In my newest work, Disguises, begun in 2007, my fascination with how people present themselves continues. I have begun a new series of large drawings using photographs I took of children wearing costumes at Halloween, at costume contests, and at home playing with their costume boxes. I am most interested in what children will spontaneously choose from their costume boxes, without any help from parents, and the costumes older children will create by themselves. Concealment and display, beauty and strength, heroism and aggression, creativity and conformism- through costume children can experiment with different types of adult identity and power, explore traditional and contemporary masculinity and femininity, and imagine how it would feel to be someone or something different. Masks add a layer of mystery to some of the portraits.

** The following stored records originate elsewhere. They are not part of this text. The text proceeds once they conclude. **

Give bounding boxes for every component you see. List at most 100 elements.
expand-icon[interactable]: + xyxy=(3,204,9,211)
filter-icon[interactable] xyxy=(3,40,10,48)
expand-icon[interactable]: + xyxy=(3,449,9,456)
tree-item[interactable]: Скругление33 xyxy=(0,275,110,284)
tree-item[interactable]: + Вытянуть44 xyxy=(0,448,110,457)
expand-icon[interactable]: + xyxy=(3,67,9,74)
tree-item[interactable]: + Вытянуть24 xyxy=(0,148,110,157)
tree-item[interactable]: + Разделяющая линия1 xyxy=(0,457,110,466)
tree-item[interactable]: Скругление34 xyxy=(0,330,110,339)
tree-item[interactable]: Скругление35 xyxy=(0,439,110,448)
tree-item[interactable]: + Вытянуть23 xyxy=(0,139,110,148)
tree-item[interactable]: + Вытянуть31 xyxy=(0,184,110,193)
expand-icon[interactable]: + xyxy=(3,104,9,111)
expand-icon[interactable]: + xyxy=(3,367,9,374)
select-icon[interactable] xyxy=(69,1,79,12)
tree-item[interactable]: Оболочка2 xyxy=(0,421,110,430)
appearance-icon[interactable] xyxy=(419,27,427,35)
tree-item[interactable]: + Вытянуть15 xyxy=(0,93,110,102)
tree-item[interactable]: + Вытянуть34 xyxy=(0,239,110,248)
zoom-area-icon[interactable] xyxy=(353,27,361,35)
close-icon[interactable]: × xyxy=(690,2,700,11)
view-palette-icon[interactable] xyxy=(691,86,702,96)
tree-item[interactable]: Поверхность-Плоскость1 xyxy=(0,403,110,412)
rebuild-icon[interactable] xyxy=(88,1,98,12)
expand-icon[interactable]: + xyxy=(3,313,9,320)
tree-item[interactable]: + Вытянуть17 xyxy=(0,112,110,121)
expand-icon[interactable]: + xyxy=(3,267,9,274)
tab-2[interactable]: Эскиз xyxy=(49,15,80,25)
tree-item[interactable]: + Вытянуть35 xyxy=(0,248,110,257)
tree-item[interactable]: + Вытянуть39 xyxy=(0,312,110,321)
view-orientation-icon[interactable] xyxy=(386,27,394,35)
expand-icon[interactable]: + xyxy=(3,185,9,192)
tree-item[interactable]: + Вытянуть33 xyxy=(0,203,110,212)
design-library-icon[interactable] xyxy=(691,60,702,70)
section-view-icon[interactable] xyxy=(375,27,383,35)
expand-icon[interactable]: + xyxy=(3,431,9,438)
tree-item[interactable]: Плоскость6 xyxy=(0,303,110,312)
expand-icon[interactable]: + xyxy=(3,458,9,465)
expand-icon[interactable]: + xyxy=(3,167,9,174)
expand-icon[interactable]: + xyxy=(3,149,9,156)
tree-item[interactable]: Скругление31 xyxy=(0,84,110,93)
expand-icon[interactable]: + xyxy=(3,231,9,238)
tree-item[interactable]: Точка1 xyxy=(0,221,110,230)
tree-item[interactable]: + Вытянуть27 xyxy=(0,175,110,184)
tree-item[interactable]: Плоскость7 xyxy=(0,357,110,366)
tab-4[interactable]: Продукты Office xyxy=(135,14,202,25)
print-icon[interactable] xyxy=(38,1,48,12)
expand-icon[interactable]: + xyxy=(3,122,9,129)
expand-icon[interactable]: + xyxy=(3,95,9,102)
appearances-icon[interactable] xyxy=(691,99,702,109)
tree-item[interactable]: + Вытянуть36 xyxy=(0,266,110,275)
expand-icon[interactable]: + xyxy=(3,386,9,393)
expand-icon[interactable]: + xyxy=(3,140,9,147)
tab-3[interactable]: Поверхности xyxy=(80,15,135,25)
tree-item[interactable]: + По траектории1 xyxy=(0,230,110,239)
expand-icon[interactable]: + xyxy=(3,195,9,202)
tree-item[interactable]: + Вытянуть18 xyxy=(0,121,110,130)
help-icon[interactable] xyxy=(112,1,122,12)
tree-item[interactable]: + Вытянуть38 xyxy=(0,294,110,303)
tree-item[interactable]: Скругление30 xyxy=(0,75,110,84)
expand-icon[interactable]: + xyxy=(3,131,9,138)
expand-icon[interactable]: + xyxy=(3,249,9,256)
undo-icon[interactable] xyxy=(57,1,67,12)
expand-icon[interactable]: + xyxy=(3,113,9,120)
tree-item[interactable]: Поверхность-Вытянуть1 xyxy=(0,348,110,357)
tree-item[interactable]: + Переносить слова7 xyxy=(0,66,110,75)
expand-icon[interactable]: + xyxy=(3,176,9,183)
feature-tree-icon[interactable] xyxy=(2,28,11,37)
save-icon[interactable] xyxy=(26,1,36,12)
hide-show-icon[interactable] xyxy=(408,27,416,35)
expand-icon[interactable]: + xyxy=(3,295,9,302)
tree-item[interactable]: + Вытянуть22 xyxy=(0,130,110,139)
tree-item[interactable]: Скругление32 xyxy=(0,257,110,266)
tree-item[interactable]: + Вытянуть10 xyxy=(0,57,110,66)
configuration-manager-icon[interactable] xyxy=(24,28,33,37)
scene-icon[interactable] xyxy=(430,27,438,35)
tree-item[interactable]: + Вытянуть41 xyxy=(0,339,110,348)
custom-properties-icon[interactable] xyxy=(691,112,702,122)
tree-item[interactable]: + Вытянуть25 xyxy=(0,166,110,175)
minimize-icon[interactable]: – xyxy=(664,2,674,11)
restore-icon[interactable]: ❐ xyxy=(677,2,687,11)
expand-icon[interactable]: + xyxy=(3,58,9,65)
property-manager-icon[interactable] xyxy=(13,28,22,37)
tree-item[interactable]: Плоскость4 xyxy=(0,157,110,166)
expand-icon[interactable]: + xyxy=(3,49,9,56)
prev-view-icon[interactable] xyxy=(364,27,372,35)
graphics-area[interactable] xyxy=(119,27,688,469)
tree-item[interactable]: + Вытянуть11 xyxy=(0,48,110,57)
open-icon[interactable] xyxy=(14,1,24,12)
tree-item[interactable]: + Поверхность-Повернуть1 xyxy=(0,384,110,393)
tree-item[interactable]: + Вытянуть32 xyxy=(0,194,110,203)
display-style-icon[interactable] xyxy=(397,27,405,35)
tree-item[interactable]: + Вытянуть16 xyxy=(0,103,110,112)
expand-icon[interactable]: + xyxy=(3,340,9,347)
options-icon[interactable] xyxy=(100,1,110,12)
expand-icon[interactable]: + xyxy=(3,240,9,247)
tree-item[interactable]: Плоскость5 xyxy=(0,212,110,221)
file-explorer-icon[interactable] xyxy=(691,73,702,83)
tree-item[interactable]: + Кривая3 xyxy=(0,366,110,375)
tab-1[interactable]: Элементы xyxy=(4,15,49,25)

The portraits are drawn in artist's colored pencil on Strathmore 500 bristol board.
In The Thayer Street Project, a portrait series which I started in 2004, my subjects were teenagers and college student posed in front of their favorite shop or restaurant on Thayer Street, the busy commercial street near Brown University in Providence, Rhode Island. I had teenagers at the time and was fascinated with how teens present themselves to the world through their choices of clothes, hair color, make-up, and jewelry. I viewed their dress, in some cases, as costume, and their poses sometimes part of an image which they were projecting. Their faces suggest potential, introspection, vulnerability, independence, and mystery. I approached each portrait with a desire to know the model as well as I could through the hours I spent drawings them, and to present a view of our time: the fashions, buildings, signage, advertisements, shop windows, cars, street furniture, posters, and other evocative aspects of the Thayer Street scene.
Each portrait in The Thayer Street Project measures about 23" by 29". I used artist's colored pencils on Strathmore 500 bristol board.